Available real estate? Cost prohibitive leases? Competition? I have seen so many well intentioned entrepreneurs start well and quit too soon with this question. Keep in mind, if expansion and growth are your mission, and you have answered the previous 2 questions thoroughly, this one is equally as important to your success. If the answer is high leases, employ the negotiation skills of someone who can achieve a win / win. They are out there. I have been successful at negotiating win / win leases for both tenant and landlord. It can be done. If the answer is competition, remember that unless there is enough population to service the existing competition AND a new competitor (you), then the market is a no-go. Know your craft. Know your trade. What is the average radius of service for your competitor? For your business? Ok - how many competitors are in the market? Is there enough target population to service all the offerings? Ensure there is room in the sand box for you AND your bucket and shovel. Otherwise, you will be starved for sand. Identify barriers and then, identify the means to overcome them.

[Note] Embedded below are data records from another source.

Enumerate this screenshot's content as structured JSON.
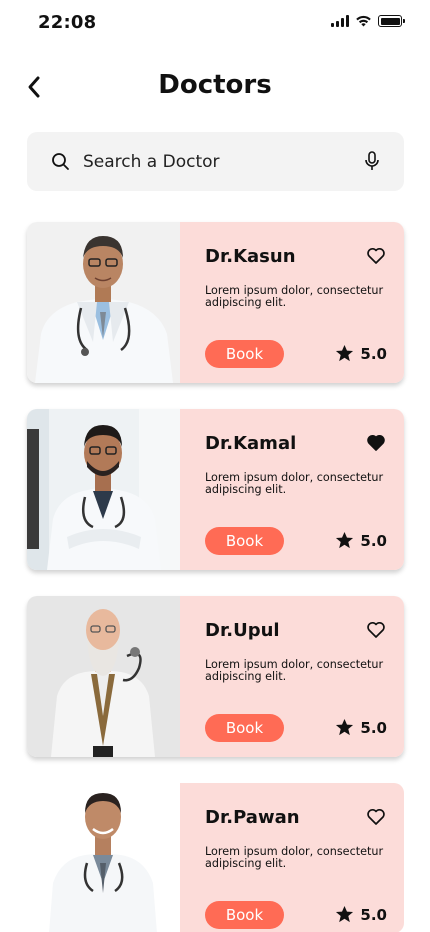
{
  "status_bar": {
    "time": "22:08"
  },
  "header": {
    "title": "Doctors"
  },
  "search": {
    "placeholder": "Search a Doctor"
  },
  "doctors": [
    {
      "name": "Dr.Kasun",
      "description": "Lorem ipsum dolor, consectetur adipiscing elit.",
      "book_label": "Book",
      "rating": "5.0",
      "favorited": false
    },
    {
      "name": "Dr.Kamal",
      "description": "Lorem ipsum dolor, consectetur adipiscing elit.",
      "book_label": "Book",
      "rating": "5.0",
      "favorited": true
    },
    {
      "name": "Dr.Upul",
      "description": "Lorem ipsum dolor, consectetur adipiscing elit.",
      "book_label": "Book",
      "rating": "5.0",
      "favorited": false
    },
    {
      "name": "Dr.Pawan",
      "description": "Lorem ipsum dolor, consectetur adipiscing elit.",
      "book_label": "Book",
      "rating": "5.0",
      "favorited": false
    }
  ],
  "colors": {
    "card_background": "#fcdcd9",
    "accent": "#ff6b55",
    "search_background": "#f3f3f3"
  },
  "icons": [
    "back-arrow-icon",
    "search-icon",
    "microphone-icon",
    "heart-icon",
    "star-icon",
    "signal-icon",
    "wifi-icon",
    "battery-icon"
  ]
}
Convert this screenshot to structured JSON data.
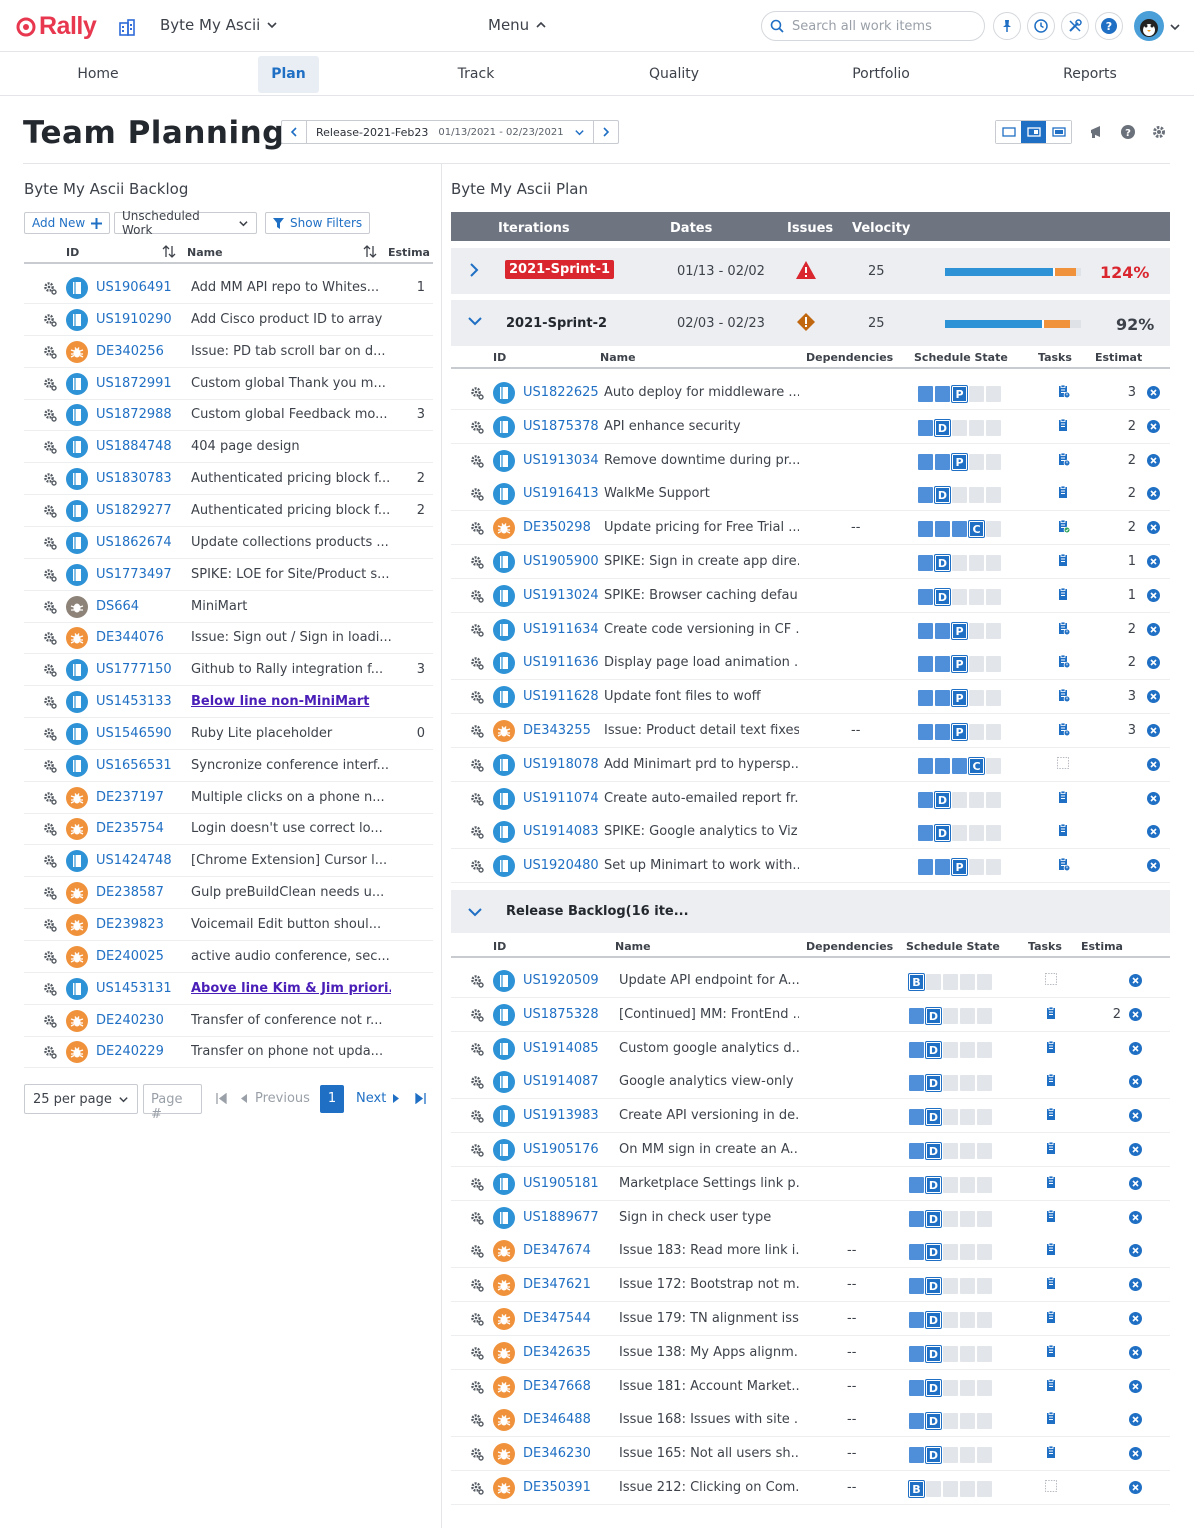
{
  "app": {
    "logo": "Rally",
    "workspace": "Byte My Ascii",
    "menu_label": "Menu",
    "search_placeholder": "Search all work items"
  },
  "nav": {
    "tabs": [
      "Home",
      "Plan",
      "Track",
      "Quality",
      "Portfolio",
      "Reports"
    ],
    "active": "Plan"
  },
  "page": {
    "title": "Team Planning",
    "release_name": "Release-2021-Feb23",
    "release_dates": "01/13/2021 - 02/23/2021"
  },
  "backlog": {
    "title": "Byte My Ascii Backlog",
    "add_new": "Add New",
    "filter": "Unscheduled Work",
    "show_filters": "Show Filters",
    "columns": {
      "id": "ID",
      "name": "Name",
      "estimate": "Estima"
    },
    "rows": [
      {
        "type": "story",
        "id": "US1906491",
        "name": "Add MM API repo to Whites...",
        "est": "1"
      },
      {
        "type": "story",
        "id": "US1910290",
        "name": "Add Cisco product ID to array",
        "est": ""
      },
      {
        "type": "defect",
        "id": "DE340256",
        "name": "Issue: PD tab scroll bar on d...",
        "est": ""
      },
      {
        "type": "story",
        "id": "US1872991",
        "name": "Custom global Thank you m...",
        "est": ""
      },
      {
        "type": "story",
        "id": "US1872988",
        "name": "Custom global Feedback mo...",
        "est": "3"
      },
      {
        "type": "story",
        "id": "US1884748",
        "name": "404 page design",
        "est": ""
      },
      {
        "type": "story",
        "id": "US1830783",
        "name": "Authenticated pricing block f...",
        "est": "2"
      },
      {
        "type": "story",
        "id": "US1829277",
        "name": "Authenticated pricing block f...",
        "est": "2"
      },
      {
        "type": "story",
        "id": "US1862674",
        "name": "Update collections products ...",
        "est": ""
      },
      {
        "type": "story",
        "id": "US1773497",
        "name": "SPIKE: LOE for Site/Product s...",
        "est": ""
      },
      {
        "type": "ds",
        "id": "DS664",
        "name": "MiniMart",
        "est": ""
      },
      {
        "type": "defect",
        "id": "DE344076",
        "name": "Issue: Sign out / Sign in loadi...",
        "est": ""
      },
      {
        "type": "story",
        "id": "US1777150",
        "name": "Github to Rally integration f...",
        "est": "3"
      },
      {
        "type": "story",
        "id": "US1453133",
        "name": "Below line non-MiniMart",
        "est": "",
        "sep": true
      },
      {
        "type": "story",
        "id": "US1546590",
        "name": "Ruby Lite placeholder",
        "est": "0"
      },
      {
        "type": "story",
        "id": "US1656531",
        "name": "Syncronize conference interf...",
        "est": ""
      },
      {
        "type": "defect",
        "id": "DE237197",
        "name": "Multiple clicks on a phone n...",
        "est": ""
      },
      {
        "type": "defect",
        "id": "DE235754",
        "name": "Login doesn't use correct lo...",
        "est": ""
      },
      {
        "type": "story",
        "id": "US1424748",
        "name": "[Chrome Extension] Cursor l...",
        "est": ""
      },
      {
        "type": "defect",
        "id": "DE238587",
        "name": "Gulp preBuildClean needs u...",
        "est": ""
      },
      {
        "type": "defect",
        "id": "DE239823",
        "name": "Voicemail Edit button shoul...",
        "est": ""
      },
      {
        "type": "defect",
        "id": "DE240025",
        "name": "active audio conference, sec...",
        "est": ""
      },
      {
        "type": "story",
        "id": "US1453131",
        "name": "Above line Kim & Jim priori...",
        "est": "",
        "sep": true
      },
      {
        "type": "defect",
        "id": "DE240230",
        "name": "Transfer of conference not r...",
        "est": ""
      },
      {
        "type": "defect",
        "id": "DE240229",
        "name": "Transfer on phone not upda...",
        "est": ""
      }
    ],
    "pager": {
      "per_page": "25 per page",
      "page_placeholder": "Page #",
      "previous": "Previous",
      "next": "Next",
      "current": "1"
    }
  },
  "plan": {
    "title": "Byte My Ascii Plan",
    "columns": {
      "iterations": "Iterations",
      "dates": "Dates",
      "issues": "Issues",
      "velocity": "Velocity"
    },
    "row_columns": {
      "id": "ID",
      "name": "Name",
      "dependencies": "Dependencies",
      "schedule_state": "Schedule State",
      "tasks": "Tasks",
      "estimate": "Estimat",
      "estimate_rb": "Estima"
    },
    "sprint1": {
      "name": "2021-Sprint-1",
      "dates": "01/13 - 02/02",
      "velocity": "25",
      "percent": "124%",
      "fill": 0.81,
      "over": 0.15,
      "pct_color": "#d9262f"
    },
    "sprint2": {
      "name": "2021-Sprint-2",
      "dates": "02/03 - 02/23",
      "velocity": "25",
      "percent": "92%",
      "fill": 0.73,
      "over": 0.19,
      "pct_color": "#3d424a"
    },
    "sprint2_rows": [
      {
        "type": "story",
        "id": "US1822625",
        "name": "Auto deploy for middleware ...",
        "dep": "",
        "state": "P",
        "task": "task-warn",
        "est": "3"
      },
      {
        "type": "story",
        "id": "US1875378",
        "name": "API enhance security",
        "dep": "",
        "state": "D",
        "task": "task",
        "est": "2"
      },
      {
        "type": "story",
        "id": "US1913034",
        "name": "Remove downtime during pr...",
        "dep": "",
        "state": "P",
        "task": "task-warn",
        "est": "2"
      },
      {
        "type": "story",
        "id": "US1916413",
        "name": "WalkMe Support",
        "dep": "",
        "state": "D",
        "task": "task",
        "est": "2"
      },
      {
        "type": "defect",
        "id": "DE350298",
        "name": "Update pricing for Free Trial ...",
        "dep": "--",
        "state": "C",
        "task": "task-ok",
        "est": "2"
      },
      {
        "type": "story",
        "id": "US1905900",
        "name": "SPIKE: Sign in create app dire...",
        "dep": "",
        "state": "D",
        "task": "task",
        "est": "1"
      },
      {
        "type": "story",
        "id": "US1913024",
        "name": "SPIKE: Browser caching defau...",
        "dep": "",
        "state": "D",
        "task": "task",
        "est": "1"
      },
      {
        "type": "story",
        "id": "US1911634",
        "name": "Create code versioning in CF ...",
        "dep": "",
        "state": "P",
        "task": "task-warn",
        "est": "2"
      },
      {
        "type": "story",
        "id": "US1911636",
        "name": "Display page load animation ...",
        "dep": "",
        "state": "P",
        "task": "task-warn",
        "est": "2"
      },
      {
        "type": "story",
        "id": "US1911628",
        "name": "Update font files to woff",
        "dep": "",
        "state": "P",
        "task": "task-warn",
        "est": "3"
      },
      {
        "type": "defect",
        "id": "DE343255",
        "name": "Issue: Product detail text fixes",
        "dep": "--",
        "state": "P",
        "task": "task-warn",
        "est": "3"
      },
      {
        "type": "story",
        "id": "US1918078",
        "name": "Add Minimart prd to hypersp...",
        "dep": "",
        "state": "C",
        "task": "none",
        "est": ""
      },
      {
        "type": "story",
        "id": "US1911074",
        "name": "Create auto-emailed report fr...",
        "dep": "",
        "state": "D",
        "task": "task",
        "est": ""
      },
      {
        "type": "story",
        "id": "US1914083",
        "name": "SPIKE: Google analytics to Viz...",
        "dep": "",
        "state": "D",
        "task": "task",
        "est": ""
      },
      {
        "type": "story",
        "id": "US1920480",
        "name": "Set up Minimart to work with...",
        "dep": "",
        "state": "P",
        "task": "task-warn",
        "est": ""
      }
    ],
    "release_backlog": {
      "name": "Release Backlog(16 ite..."
    },
    "backlog_rows": [
      {
        "type": "story",
        "id": "US1920509",
        "name": "Update API endpoint for A...",
        "dep": "",
        "state": "B",
        "task": "none",
        "est": ""
      },
      {
        "type": "story",
        "id": "US1875328",
        "name": "[Continued] MM: FrontEnd ...",
        "dep": "",
        "state": "D",
        "task": "task",
        "est": "2"
      },
      {
        "type": "story",
        "id": "US1914085",
        "name": "Custom google analytics d...",
        "dep": "",
        "state": "D",
        "task": "task",
        "est": ""
      },
      {
        "type": "story",
        "id": "US1914087",
        "name": "Google analytics view-only ...",
        "dep": "",
        "state": "D",
        "task": "task",
        "est": ""
      },
      {
        "type": "story",
        "id": "US1913983",
        "name": "Create API versioning in de...",
        "dep": "",
        "state": "D",
        "task": "task",
        "est": ""
      },
      {
        "type": "story",
        "id": "US1905176",
        "name": "On MM sign in create an A...",
        "dep": "",
        "state": "D",
        "task": "task",
        "est": ""
      },
      {
        "type": "story",
        "id": "US1905181",
        "name": "Marketplace Settings link p...",
        "dep": "",
        "state": "D",
        "task": "task",
        "est": ""
      },
      {
        "type": "story",
        "id": "US1889677",
        "name": "Sign in check user type",
        "dep": "",
        "state": "D",
        "task": "task",
        "est": ""
      },
      {
        "type": "defect",
        "id": "DE347674",
        "name": "Issue 183: Read more link i...",
        "dep": "--",
        "state": "D",
        "task": "task",
        "est": ""
      },
      {
        "type": "defect",
        "id": "DE347621",
        "name": "Issue 172: Bootstrap not m...",
        "dep": "--",
        "state": "D",
        "task": "task",
        "est": ""
      },
      {
        "type": "defect",
        "id": "DE347544",
        "name": "Issue 179: TN alignment iss...",
        "dep": "--",
        "state": "D",
        "task": "task",
        "est": ""
      },
      {
        "type": "defect",
        "id": "DE342635",
        "name": "Issue 138: My Apps alignm...",
        "dep": "--",
        "state": "D",
        "task": "task",
        "est": ""
      },
      {
        "type": "defect",
        "id": "DE347668",
        "name": "Issue 181: Account Market...",
        "dep": "--",
        "state": "D",
        "task": "task",
        "est": ""
      },
      {
        "type": "defect",
        "id": "DE346488",
        "name": "Issue 168: Issues with site ...",
        "dep": "--",
        "state": "D",
        "task": "task",
        "est": ""
      },
      {
        "type": "defect",
        "id": "DE346230",
        "name": "Issue 165: Not all users sh...",
        "dep": "--",
        "state": "D",
        "task": "task",
        "est": ""
      },
      {
        "type": "defect",
        "id": "DE350391",
        "name": "Issue 212: Clicking on Com...",
        "dep": "--",
        "state": "B",
        "task": "none",
        "est": ""
      }
    ]
  },
  "colors": {
    "accent": "#1f6fc4",
    "story": "#2e92d6",
    "defect": "#f0923c",
    "ds": "#8d8378",
    "danger": "#d9262f"
  }
}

Don’t be afraid of competition AND don’t be afraid to compete. On this last question, I will share a bit about me. I am 5’6”. Not a tall guy. But, I love basketball. I have since I was a child. I played 4 years in high school. I was ok then. I think I am a much wiser player now. When I took a job in south Philadelphia, it exposed me to the outdoor courts. Some days while driving through the city, I would see pick up games. If I had time, I would grab my sneakers out of the trunk and would join the game. Now keep in mind, the ballers in Philly are no joke. They could really play. Dunking, hanging on the rim, 3 point shots raining down, speed like lightning. I could have easily looked at the skill level on the court and kept driving by. But I didn’t. I learned more on those courts than any coach ever taught me. Here is the principle. Just because the court is full of players with more height, strength, maybe even skill, doesn’t mean you don’t lace up your sneakers. It simply means you play smarter. I found my place on those courts. You will find yours in the marketplace. Find your position on the court, lock arms with your teammates, and play smart first. Then, add the play hard. The way to win market share in your new target market is to bring what only you can to the table. What is that? It’s YOU. There may be many competitors in the area but there is only one you. You are the unique value proposition. You are the watershed moment.
COVID-19 may be around for a while. Social distancing will be part of our foreseeable future. Masks, gloves, and hand sanitizer may be the new normal. With these questions thoroughly answered, you can be confident to begin having discussion of expansion and growth.